05 avril 2018

La tragique beauté de la rue

Le Père Michel Lessard, jésuite canadien, vient de passer quelques semaines comme bénévole au CHRS Forbin de la Fondation Saint Jean de Dieu. Il nous livre ici son témoignage.

Voilà longtemps que je ne me suis pas trouvé en service auprès des personnes en situation de précarité sociale. Ma formation professionnelle d’éducateur de rue en service social auprès des jeunes de la rue à Montréal m’avait déjà initié à ce type d’engagement. Mais près de 25 années s’étaient écoulées entre cette période de ma vie et mon stage comme bénévole à l’Accueil de nuit Forbin de Marseille.

Je ne cacherai pas que je me suis trouvé en difficulté au début de mon stage, en janvier. Je voulais me montrer toujours prêt au service, souriant et faisant bonne figure. Mais je ne savais trop comment faire et je n’y arrivais pas. Un jour, un peu découragé, alors que je marchais dans la rue, je fis une rencontre fortuite : un homme « itinérant » (SDF) qui fréquentait Forbin m’a reconnu et m’a invité à prendre un café. Cet homme a senti qu’il pouvait parler de ses préoccupations et de ses difficultés en toute confiance avec un membre du personnel de Forbin.

Ce jour-là, je me suis senti soulagé et heureux d’être ainsi identifié et accueilli par un homme qui était lui-même accueilli par le Centre d'hébergement Forbin. A travers cette première expérience, j’ai commencé à découvrir ce qui faisait la richesse de cette institution : être simplement soi-même, sans avoir besoin de porter les masques de bonté ou de bonheur ; être disponible pour quiconque sent le besoin de parler en toute confiance avec quelqu’un qui le respecte dans son humanité.

À Forbin, j’ai compris qu’il était difficile d’agir avec l’intention secrète de vouloir bien paraître devant les autres : les masques tombent rapidement ! J’ai compris qu’il était également difficile d’agir avec le dessein de s’accomplir personnellement en voulant faire plaisir aux autres à tout prix. Là aussi, à Forbin, cette intention cachée n’a pas sa place : c’est un bon endroit pour purifier son coeur, comme on dit. Et pour le coup, j’y ai vécu une excellente « purification »... dans le bon sens du terme.

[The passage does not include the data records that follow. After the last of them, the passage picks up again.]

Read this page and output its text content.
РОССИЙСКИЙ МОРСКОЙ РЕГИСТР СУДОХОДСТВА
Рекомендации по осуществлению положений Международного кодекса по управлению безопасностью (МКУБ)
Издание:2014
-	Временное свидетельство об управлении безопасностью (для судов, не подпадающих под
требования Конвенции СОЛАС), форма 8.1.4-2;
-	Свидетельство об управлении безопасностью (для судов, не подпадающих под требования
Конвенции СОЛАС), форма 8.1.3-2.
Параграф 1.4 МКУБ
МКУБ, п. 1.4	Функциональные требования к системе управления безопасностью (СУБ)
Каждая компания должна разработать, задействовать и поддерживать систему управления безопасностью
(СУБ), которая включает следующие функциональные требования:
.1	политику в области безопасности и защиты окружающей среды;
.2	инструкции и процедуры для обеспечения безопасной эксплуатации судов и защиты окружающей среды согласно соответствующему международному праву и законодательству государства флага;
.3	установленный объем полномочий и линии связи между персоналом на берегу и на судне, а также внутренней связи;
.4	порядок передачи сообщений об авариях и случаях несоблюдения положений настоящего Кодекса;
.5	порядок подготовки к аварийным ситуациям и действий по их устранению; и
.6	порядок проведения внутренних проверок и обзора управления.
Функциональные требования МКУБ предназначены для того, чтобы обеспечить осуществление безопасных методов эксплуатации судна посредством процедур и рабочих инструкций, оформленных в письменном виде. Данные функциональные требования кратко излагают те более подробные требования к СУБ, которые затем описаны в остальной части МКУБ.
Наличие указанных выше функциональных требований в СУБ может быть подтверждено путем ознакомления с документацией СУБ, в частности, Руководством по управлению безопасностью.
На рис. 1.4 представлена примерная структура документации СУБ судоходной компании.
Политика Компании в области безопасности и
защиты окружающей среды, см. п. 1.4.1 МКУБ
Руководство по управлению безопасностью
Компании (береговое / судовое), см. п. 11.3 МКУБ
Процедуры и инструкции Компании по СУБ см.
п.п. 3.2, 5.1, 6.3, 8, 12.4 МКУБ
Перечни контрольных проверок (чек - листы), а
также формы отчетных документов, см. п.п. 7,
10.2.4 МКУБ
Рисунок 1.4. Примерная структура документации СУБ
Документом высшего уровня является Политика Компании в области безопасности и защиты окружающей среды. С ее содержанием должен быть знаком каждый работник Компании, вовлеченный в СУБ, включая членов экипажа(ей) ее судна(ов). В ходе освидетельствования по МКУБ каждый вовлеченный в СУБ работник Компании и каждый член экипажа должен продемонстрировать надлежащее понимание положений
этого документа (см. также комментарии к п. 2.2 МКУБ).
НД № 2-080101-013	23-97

Une fois que les masques de la recherche de soi sont tombés, l’accueil inconditionnel des personnes dans le besoin peut commencer ; le véritable don de soi peut alors se déployer dans toute son authenticité. Être simplement soi-même, sans porter en permanence les masques de bonté ou de bonheur, permet de découvrir la tragique beauté de la rue qui est teintée d’humanité, de don de soi et d’authenticité. Voilà certaines des valeurs vécues à Forbin. Elles m’ont appris à devenir, je l’espère, un meilleur humain.

Mon stage de bénévolat à Forbin fut pour moi un cadeau: c’est pourquoi je tiens à remercier tous ces hébergés, connus et anonymes, qui fréquentent cette institution et qui ont su me donner de grandes leçons d’humilité et d’humanité. Je remercie également les Frères hospitaliers de Saint Jean de Dieu, la direction, les salariés et les bénévoles : vous m’avez chaleureusement accueilli au sein de votre Famille hospitalière et vous m’avez enseigné l’authenticité dans la relation d’aide entre vous et auprès des plus démunis de notre société.